Tapi, pemilu 2024 bukan hanya tentang Anies Baswedan, Prabowo Subianto dan Ganjar Pranowo. Terlalu naif jika kita menganggap bahwa pemilu hanyalah pertarungan capres dan cawapres semata. Anies Baswedan tak mungkin jadi capres jika tidak disokong oleh partai-partai politik dan para elite di belakangnya. Ganjar Pranowo pun juga tak mungkin jadi capres jika tidak direstui partai terbesar republik ini, juga beserta para elite dan pengusaha di belakangnya. Prabowo pun juga begitu, ia tak akan mungkin begitu jemawa jika tidak disokong oleh rezim yang sedang berkuasa, partai-partai politik, dan kekuatan lain di belakangnya.

Jika ingin memilih secara rasional, kita tidak bisa mengabaikan fakta adanya gerbong koalisi yang saling bertarung; gerbong yang disesaki oleh politisi dan partai-partai pragmatis, para pemburu rente, oligarki, dan kelompok-kelompok kepentingan lainnya. Masalahnya, kita seringnya tidak tahu — dan mungkin tidak akan pernah tahu — lobi-lobi politik dan kesepakatan macam apa yang dibuat oleh partai-partai yang berkoalisi; juga yang dibuat oleh para elite, pengusaha, dan kelompok-kelompok kepentingan dengan pasangan capres-cawapres. Kita tidak tahu apa yang dipertaruhkan dari bangsa ini oleh mereka yang memiliki kekuatan, demi memenuhi hasrat untuk berkuasa.

Demokrasi kita sudah sedemikian bebasnya. Ia tak lebih dari sekadar pertarungan modal dan popularitas, serta permainan di tingkat elite. Kita, rakyat Indonesia, hanyalah segerombolan semut yang terus diinjak-injak oleh para raksasa yang sedang bergelut.

Sebelum hari pencoblosan, media sosial sempat diramaikan oleh kampanye salam empat jari, sebuah seruan untuk tidak memilih Prabowo-Gibran. Salam empat jari adalah ekspresi kemarahan sekaligus perlawanan. Marah kepada pemerintah Jokowi yang tidak netral, lalu melawan dengan propaganda agar masyarakat tidak memilih paslon yang di-endorse oleh pemerintah. Asal bukan 02, begitu narasi yang dibangun dalam kampanye tersebut.

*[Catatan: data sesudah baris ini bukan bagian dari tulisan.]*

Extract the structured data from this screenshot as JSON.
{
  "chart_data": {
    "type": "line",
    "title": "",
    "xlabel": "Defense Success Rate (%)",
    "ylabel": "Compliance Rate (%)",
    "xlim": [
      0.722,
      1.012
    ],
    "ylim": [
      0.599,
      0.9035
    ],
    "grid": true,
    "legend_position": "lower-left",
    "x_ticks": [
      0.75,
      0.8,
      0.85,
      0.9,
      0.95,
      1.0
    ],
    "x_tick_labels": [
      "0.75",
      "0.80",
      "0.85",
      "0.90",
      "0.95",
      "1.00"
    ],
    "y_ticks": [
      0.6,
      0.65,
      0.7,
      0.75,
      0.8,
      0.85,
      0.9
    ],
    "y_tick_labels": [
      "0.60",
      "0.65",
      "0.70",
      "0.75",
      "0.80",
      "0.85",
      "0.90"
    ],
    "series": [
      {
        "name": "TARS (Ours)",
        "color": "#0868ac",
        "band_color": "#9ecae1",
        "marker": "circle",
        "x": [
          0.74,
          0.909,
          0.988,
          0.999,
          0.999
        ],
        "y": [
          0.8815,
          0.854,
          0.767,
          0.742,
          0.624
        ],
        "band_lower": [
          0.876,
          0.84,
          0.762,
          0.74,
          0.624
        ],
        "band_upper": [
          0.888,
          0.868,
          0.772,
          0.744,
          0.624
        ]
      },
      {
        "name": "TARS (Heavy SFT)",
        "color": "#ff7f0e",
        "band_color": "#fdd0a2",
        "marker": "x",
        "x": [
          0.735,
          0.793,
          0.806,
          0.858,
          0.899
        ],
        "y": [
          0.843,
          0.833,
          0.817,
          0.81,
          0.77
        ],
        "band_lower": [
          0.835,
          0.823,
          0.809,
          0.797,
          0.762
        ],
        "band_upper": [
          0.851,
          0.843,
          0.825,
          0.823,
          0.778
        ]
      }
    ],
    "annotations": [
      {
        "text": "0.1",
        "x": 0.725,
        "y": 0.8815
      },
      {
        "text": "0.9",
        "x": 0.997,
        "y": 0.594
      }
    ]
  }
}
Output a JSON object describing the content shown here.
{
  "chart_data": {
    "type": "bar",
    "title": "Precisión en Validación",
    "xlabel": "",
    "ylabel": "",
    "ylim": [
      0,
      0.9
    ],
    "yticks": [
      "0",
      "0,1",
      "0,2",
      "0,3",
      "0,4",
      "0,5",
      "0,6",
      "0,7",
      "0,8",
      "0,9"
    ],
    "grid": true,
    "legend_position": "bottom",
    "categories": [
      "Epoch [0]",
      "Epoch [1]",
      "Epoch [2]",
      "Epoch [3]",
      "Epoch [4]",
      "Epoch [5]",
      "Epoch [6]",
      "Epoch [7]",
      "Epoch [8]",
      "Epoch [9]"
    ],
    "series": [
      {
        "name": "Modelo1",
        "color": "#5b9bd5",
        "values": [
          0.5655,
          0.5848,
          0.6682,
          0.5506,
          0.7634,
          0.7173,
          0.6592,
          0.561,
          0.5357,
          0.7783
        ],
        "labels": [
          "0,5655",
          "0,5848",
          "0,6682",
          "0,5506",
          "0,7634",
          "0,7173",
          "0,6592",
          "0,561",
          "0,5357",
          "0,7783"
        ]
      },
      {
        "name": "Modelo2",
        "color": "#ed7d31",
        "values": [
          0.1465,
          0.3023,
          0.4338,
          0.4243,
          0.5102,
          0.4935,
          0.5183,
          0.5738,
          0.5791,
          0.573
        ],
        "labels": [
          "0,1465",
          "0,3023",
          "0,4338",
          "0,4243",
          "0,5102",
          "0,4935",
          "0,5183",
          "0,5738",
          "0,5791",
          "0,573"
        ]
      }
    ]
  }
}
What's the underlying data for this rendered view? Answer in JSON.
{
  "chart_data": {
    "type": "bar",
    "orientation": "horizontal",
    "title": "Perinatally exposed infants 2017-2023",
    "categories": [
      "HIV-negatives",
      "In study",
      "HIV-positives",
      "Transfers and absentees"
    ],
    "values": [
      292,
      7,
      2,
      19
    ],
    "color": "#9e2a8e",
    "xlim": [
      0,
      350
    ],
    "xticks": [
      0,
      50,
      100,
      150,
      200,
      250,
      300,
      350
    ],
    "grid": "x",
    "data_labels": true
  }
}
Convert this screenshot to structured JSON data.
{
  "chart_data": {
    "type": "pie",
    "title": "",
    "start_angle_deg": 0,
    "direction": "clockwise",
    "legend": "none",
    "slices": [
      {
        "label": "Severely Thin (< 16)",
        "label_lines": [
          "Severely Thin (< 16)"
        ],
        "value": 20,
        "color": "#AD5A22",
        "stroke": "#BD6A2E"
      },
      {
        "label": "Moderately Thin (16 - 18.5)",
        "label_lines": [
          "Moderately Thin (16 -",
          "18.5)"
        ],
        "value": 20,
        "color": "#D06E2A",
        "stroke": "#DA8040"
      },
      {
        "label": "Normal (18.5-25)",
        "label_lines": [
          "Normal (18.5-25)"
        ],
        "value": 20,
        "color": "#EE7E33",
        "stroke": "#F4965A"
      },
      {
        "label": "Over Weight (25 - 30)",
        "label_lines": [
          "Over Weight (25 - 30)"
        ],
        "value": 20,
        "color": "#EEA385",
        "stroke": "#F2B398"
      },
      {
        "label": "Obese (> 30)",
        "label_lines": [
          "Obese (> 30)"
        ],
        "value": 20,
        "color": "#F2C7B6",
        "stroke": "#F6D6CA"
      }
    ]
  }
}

Alasan di baliknya sangat masuk akal. Sebab, dari ketiga paslon, paslon 02 adalah yang paling banyak meninggalkan noda-noda hitam dalam catatan demokrasi bangsa ini. Mulai dari isu ketidaknetralan Presiden Jokowi sendiri — serta banyaknya menteri yang berkampanye untuk paslon 02, pencalonan Gibran Rakabuming yang dinilai menabrak konstitusi, penyalahgunaan fasilitas negara dan bansos, serta isu politik dinasti yang terus menggelayuti paslon ini. Belakangan, catatan-catatan tidak baik pasangan Prabowo-Gibran ini dielaborasi dalam film dokumenter kliping Dirty Vote yang disutradarai oleh Dandhy Dwi Laksono.

Saya sendiri sempat terpengaruh oleh propaganda salam empat jari itu. Saya sempat berpikir untuk memilih paslon nomor urut satu atau tiga. Asal bukan Prabowo-Gibran. Seturut pandangan Franz Magnis untuk mencegah yang terburuk berkuasa. Tapi, setelah saya pikir-pikir lagi, fakta bahwa paslon 02 memiliki rekam jejak dan catatan tidak baik paling banyak tidaklah cukup jadi alasan untuk memilih paslon lain.

Mari kita ingat-ingat lagi yang terjadi di tahun 2019. Saat itu, tak sedikit yang memilih Jokowi karena tidak ingin Prabowo menjadi presiden. Banyak yang berpikir bahwa untuk mencegah Prabowo — si calon terburuk — jadi presiden adalah dengan memilih Jokowi. Tapi, apa yang terjadi kemudian? Begitu Jokowi menjadi presiden terpilih, ia malah mengajak lawan politiknya itu bergabung dalam pemerintahan. Kabinet dibentuk berdasar kalkulasi politik: demi meminimalisir lawan dan mengamankan kekuasaan. Prabowo dan partai politiknya pun tak malu-malu bergabung, karena toh juga menguntungkan secara politik.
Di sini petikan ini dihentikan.